Overheard at Yale is the most far-reaching student-run forum on campus. I would argue it’s also the most influential. As the one place at this school that is open to all students, the 10,000-strong Facebook group has an immense presence. It has become our premier soapbox, our outlet for anger and frustration, our tool to gauge the campus climate.

And yet: the group description markets itself as “an open forum for all the crazy, random and downright strange things we overhear on a daily basis at Yale.” The majority of the posts are jokes — some about rogue professors, some about Sasha Pup, many about sex and sleep and the lack thereof.

Most pressingly, context is of little importance, as the group’s purpose is to share explicitly out-of-context, “overheard” conversations and announcements.

In this environment, the broaching of sensitive topics — race, sexuality, mental health, politics — is not only incongruous but also downright harmful. It’s natural that students seek a large platform to share their views, but doing so on Overheard damages our ability to understand campus sentiment and form our own opinions.

The discussion of meaningful issues on Overheard is largely monopolized by a small number of contributors. I won’t name names because I don’t need to. You already know who leans which way, who likes to pick fights for the sake of it, who gets likes for positions entirely unpalatable to you. These commenters speak for large swathes of the community, regardless of whether or not they have the authority. We huddle around them as faux megaphones, allowing them to broadcast diluted versions of our opinions rather than commenting ourselves.

Think about the pro- and anti-Christakis comments on Overheard from last year. Scroll back, or simply search “Christakis” in Overheard, and you’ll find that they generally landed hard on one side of the issue. Rather than a platform for discussion, Overheard became a platform for divisiveness. We came to view our campus as irrevocably gridlocked.

Most people I talked to in person, however, fell somewhere in the middle of the Christakis spectrum, moderate in their views and measured in their speech. Overheard not only contributed to the clichéd “silent majority” — it served to silence the moderate minority.

The role of Facebook likes is important as well.
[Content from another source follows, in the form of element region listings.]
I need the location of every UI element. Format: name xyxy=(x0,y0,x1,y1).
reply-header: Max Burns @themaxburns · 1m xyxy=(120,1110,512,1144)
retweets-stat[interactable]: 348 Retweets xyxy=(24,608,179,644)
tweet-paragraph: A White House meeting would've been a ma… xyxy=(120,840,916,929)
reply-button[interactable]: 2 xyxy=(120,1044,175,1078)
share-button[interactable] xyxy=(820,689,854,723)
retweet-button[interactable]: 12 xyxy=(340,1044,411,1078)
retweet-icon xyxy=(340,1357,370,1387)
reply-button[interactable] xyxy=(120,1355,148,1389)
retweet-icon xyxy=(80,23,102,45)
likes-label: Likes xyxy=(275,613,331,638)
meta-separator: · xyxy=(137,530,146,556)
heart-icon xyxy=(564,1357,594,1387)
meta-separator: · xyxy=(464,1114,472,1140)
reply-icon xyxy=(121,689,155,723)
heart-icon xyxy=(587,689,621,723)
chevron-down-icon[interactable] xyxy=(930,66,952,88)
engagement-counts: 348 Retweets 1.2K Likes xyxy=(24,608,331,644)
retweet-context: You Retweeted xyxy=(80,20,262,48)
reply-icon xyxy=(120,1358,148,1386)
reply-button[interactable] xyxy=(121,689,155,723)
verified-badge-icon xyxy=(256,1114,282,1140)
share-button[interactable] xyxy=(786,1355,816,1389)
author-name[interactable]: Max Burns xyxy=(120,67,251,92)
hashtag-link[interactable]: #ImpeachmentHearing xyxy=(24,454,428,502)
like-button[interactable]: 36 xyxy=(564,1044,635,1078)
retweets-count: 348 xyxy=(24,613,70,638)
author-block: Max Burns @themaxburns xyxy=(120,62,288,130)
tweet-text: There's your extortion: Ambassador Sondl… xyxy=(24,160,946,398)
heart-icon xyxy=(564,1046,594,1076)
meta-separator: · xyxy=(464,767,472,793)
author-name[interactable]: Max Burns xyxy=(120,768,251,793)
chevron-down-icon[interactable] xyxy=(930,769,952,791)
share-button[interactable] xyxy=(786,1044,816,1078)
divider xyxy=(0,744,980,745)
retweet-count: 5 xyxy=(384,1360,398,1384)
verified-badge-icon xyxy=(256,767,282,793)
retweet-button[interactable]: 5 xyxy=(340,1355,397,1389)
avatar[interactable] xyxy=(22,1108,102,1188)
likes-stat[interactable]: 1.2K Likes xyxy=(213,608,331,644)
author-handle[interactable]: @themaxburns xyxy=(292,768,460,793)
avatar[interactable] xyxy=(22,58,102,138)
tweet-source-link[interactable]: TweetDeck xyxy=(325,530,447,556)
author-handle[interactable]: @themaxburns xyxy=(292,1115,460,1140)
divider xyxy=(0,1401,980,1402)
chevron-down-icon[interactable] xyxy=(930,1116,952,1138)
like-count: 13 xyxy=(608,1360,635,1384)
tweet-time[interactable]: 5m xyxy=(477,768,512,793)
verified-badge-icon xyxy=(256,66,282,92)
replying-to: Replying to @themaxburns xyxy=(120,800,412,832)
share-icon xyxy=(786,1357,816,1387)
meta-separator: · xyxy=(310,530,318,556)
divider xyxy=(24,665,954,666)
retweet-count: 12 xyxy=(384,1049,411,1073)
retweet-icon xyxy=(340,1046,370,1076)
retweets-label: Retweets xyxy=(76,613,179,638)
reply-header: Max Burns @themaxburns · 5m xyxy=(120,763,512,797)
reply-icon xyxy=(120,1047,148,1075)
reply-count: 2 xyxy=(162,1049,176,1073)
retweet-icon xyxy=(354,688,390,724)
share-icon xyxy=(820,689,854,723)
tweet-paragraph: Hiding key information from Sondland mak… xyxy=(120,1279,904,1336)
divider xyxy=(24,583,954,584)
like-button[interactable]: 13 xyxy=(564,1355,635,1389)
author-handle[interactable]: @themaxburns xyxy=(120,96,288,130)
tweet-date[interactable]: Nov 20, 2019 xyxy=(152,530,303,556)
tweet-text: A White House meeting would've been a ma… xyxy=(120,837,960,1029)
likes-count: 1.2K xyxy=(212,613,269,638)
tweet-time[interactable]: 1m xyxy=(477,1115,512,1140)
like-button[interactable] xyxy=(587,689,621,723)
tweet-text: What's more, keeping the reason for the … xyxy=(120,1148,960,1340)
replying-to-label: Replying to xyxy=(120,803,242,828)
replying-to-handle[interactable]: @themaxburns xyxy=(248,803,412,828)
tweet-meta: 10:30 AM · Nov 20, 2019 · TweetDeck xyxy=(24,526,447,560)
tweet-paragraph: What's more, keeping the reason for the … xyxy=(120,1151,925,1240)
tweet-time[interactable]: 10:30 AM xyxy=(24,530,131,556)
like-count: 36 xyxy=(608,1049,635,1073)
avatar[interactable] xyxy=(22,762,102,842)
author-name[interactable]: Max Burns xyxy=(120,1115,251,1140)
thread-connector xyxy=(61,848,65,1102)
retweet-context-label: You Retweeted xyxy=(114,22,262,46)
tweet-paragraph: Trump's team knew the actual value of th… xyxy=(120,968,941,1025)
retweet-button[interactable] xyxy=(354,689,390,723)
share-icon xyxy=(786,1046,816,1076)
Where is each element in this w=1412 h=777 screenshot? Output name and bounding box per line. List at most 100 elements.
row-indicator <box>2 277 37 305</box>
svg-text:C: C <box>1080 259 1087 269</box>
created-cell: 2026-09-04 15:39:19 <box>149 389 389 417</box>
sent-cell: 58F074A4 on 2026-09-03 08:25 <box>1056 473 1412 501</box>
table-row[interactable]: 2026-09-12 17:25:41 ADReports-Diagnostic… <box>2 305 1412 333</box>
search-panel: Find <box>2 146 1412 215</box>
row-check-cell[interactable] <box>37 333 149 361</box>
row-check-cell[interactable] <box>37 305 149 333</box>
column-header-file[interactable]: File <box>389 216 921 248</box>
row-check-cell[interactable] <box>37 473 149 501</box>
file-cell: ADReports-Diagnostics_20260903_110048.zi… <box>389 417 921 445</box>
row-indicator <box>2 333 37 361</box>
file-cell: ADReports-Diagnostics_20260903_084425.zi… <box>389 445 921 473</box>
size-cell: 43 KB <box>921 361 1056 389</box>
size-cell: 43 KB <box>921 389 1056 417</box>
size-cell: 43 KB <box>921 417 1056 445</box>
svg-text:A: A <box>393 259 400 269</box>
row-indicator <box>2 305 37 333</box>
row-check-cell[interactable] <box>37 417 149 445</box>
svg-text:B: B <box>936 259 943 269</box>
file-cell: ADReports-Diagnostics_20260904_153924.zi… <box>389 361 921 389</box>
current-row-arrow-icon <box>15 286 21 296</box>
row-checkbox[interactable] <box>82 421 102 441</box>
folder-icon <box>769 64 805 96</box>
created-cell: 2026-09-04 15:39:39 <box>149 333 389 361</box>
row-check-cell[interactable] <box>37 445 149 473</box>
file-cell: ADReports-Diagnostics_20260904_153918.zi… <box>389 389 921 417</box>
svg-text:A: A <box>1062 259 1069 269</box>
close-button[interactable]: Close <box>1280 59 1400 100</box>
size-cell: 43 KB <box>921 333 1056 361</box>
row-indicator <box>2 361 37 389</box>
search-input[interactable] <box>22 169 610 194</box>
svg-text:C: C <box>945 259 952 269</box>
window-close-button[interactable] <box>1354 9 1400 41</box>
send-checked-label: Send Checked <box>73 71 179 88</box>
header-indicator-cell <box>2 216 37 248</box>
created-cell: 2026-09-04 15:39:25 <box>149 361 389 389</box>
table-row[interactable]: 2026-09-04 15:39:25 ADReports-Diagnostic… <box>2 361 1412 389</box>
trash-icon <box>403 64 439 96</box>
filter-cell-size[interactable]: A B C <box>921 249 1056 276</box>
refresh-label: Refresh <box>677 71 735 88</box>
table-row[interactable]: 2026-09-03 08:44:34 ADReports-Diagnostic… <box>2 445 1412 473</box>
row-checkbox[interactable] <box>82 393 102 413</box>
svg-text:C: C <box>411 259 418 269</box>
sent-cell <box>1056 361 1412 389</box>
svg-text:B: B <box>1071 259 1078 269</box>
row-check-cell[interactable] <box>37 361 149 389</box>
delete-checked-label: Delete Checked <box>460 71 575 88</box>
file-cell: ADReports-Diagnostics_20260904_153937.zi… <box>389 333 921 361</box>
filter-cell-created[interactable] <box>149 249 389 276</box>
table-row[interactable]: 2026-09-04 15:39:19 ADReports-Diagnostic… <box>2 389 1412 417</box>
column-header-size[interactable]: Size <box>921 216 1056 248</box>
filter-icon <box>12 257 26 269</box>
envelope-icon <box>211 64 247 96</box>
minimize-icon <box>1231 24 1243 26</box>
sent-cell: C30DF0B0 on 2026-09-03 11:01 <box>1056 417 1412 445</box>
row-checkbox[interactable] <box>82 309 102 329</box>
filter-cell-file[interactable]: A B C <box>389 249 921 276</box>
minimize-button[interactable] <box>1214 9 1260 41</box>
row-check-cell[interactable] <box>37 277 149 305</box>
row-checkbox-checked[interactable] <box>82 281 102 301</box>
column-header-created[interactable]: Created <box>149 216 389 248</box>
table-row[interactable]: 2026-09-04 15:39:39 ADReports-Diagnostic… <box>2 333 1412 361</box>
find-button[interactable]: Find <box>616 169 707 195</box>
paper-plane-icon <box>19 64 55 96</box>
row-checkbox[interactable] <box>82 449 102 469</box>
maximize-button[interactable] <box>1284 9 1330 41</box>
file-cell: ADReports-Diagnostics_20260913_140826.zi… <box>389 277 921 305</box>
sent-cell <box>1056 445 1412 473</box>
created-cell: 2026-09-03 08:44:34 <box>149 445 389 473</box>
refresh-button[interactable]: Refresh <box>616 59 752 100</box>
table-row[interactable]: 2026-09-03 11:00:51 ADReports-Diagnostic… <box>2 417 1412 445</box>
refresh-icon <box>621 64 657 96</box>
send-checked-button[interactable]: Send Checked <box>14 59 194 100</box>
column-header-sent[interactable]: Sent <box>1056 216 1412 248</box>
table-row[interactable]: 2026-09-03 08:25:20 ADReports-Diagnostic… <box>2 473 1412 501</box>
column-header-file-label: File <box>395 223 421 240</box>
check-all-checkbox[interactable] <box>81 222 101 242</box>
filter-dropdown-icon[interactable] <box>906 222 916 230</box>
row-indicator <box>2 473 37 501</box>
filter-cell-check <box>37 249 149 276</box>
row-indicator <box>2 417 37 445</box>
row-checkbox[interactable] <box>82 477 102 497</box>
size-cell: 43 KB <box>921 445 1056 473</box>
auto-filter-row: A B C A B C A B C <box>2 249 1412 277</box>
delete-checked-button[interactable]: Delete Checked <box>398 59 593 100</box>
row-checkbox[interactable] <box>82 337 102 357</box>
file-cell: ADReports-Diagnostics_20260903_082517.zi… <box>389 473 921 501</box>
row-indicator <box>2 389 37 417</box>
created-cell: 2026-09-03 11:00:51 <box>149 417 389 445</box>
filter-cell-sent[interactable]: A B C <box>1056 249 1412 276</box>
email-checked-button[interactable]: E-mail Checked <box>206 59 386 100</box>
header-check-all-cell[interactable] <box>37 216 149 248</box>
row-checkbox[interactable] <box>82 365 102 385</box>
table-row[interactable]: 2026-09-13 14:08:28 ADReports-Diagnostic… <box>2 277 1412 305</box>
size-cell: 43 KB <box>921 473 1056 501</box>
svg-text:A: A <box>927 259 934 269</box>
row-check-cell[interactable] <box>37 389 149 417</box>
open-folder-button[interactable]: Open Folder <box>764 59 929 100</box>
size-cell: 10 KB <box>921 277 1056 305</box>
We hate to admit that we love likes, but who amongst us doesn’t check at least twice in the next hour whether our new profile picture has cleared double (triple?!) digits. Often, likes are interpreted as more than an ego boost — they are a public validation of a viewpoint. Overheard suffers from the sheer mass of likes flying around. A comment with a hundred likes is automatically “relevant” and representative. Never mind that one hundred likers are less than one percent of the Overheard population.

And it’s titillating to see our peers mudslinging and name-calling in a real-time feed. The clickbait nature of Overheard is by design — an ex-moderator described to me his role in marketing terms. His goal was to curate the forum so that students checked Overheard more than any other Facebook group. As soon as new posts went up, he reviewed them not only to ensure they fit Overheard’s rules but also to ensure there was always interesting content at the top of the feed. Due to his efforts, Yalies are much more likely to click on an Overheard Facebook notification than, say, a “Class of 2018” notification.

This isn’t a public sphere — our Facebook moderators aren’t designed to be debate moderators. The selection of the current moderators was remarkably undemocratic. Ex-moderator Tyler Blackmon ’16, the founder of Overheard, sent out an application in January that included questions such as “What types of posts do you think should be taken down from Overheard at Yale?” According to his post, Blackmon was the only person who reviewed the applications and decided the new leadership. A benevolent dictatorship at best.

The power imbalance came to a head last November, when moderators were frantically removing content in an effort to manage tensions. After a slew of anti-administrator vitriol, Blackmon himself made a post: “I’ve just bumped an admin from this page temporarily because of perceptions of erratic censorship … I recognize I will inevitably take heat no matter whether I choose to let things stay or take them down.”

Blackmon’s role as a moderator was unenviable, and it seems he handled it with as much class and fairness as possible. Yet the entire saga is illustrative of the inherently inappropriate nature of Overheard as a platform for “debate.”

Overheard at Yale has an oversize influence on our lives. It is important that we recognize the limitations of the group and do not rush to evaluate ourselves and our campus based on its content. Let’s keep our debates to more appropriate forums and maintain Overheard as the home of sex, sleep and Sasha Pup.